This is an argumentum ad verecundiam, a well known logical
diversion and not a technical argument. I have quoted just as many
experts and you have ignored them. In particular, R.W.P. King is
quoted from "Electromagnetic Engineering": ... for coils whose
*wire length* exceeds 1/6 wavelength, an adequate representation
of the reactance of a coil is *NOT POSSIBLE* in terms of a coil
with a uniform current [a lumped-element inductance]..."

Roy, my 75m bugcatcher coil, made from 44 feet of wire, is more
than 1/6 wavelength of wire. R.W.P. King says your lumped-circuit
analysis is *NOT POSSIBLE*. He used bold print and underlined the
words, *NOT POSSIBLE*. Ignoring the quotations from the true
experts is just going to leave you ignorantly spreading old wives'
tales.
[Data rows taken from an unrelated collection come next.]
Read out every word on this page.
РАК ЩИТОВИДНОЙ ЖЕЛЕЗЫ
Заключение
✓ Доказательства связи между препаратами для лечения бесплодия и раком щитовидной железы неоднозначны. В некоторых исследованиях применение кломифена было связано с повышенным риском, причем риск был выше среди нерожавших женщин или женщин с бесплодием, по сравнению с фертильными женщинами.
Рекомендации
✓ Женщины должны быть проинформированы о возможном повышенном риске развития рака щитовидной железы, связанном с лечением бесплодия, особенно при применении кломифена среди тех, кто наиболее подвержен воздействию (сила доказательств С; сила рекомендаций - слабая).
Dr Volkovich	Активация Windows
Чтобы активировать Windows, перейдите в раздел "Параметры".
Is that really how you want to be remembered here?

Why are all of you alleged "experts" unwilling to discuss technical quotes
like R.W.P. King's above? Are you afraid that readers will discover
your common mistake which Dr. Corum calls "sophomoric"?

As Dr. Corum says: "There are no standing waves on a lumped
element circuit component. (In fact, lumped-element circuit theory
inherently employs the cosmological presupposition that the speed
of light is infinite, as every EE sophomore should know."

Why do you choose to absolutely ignore that technical knowledge?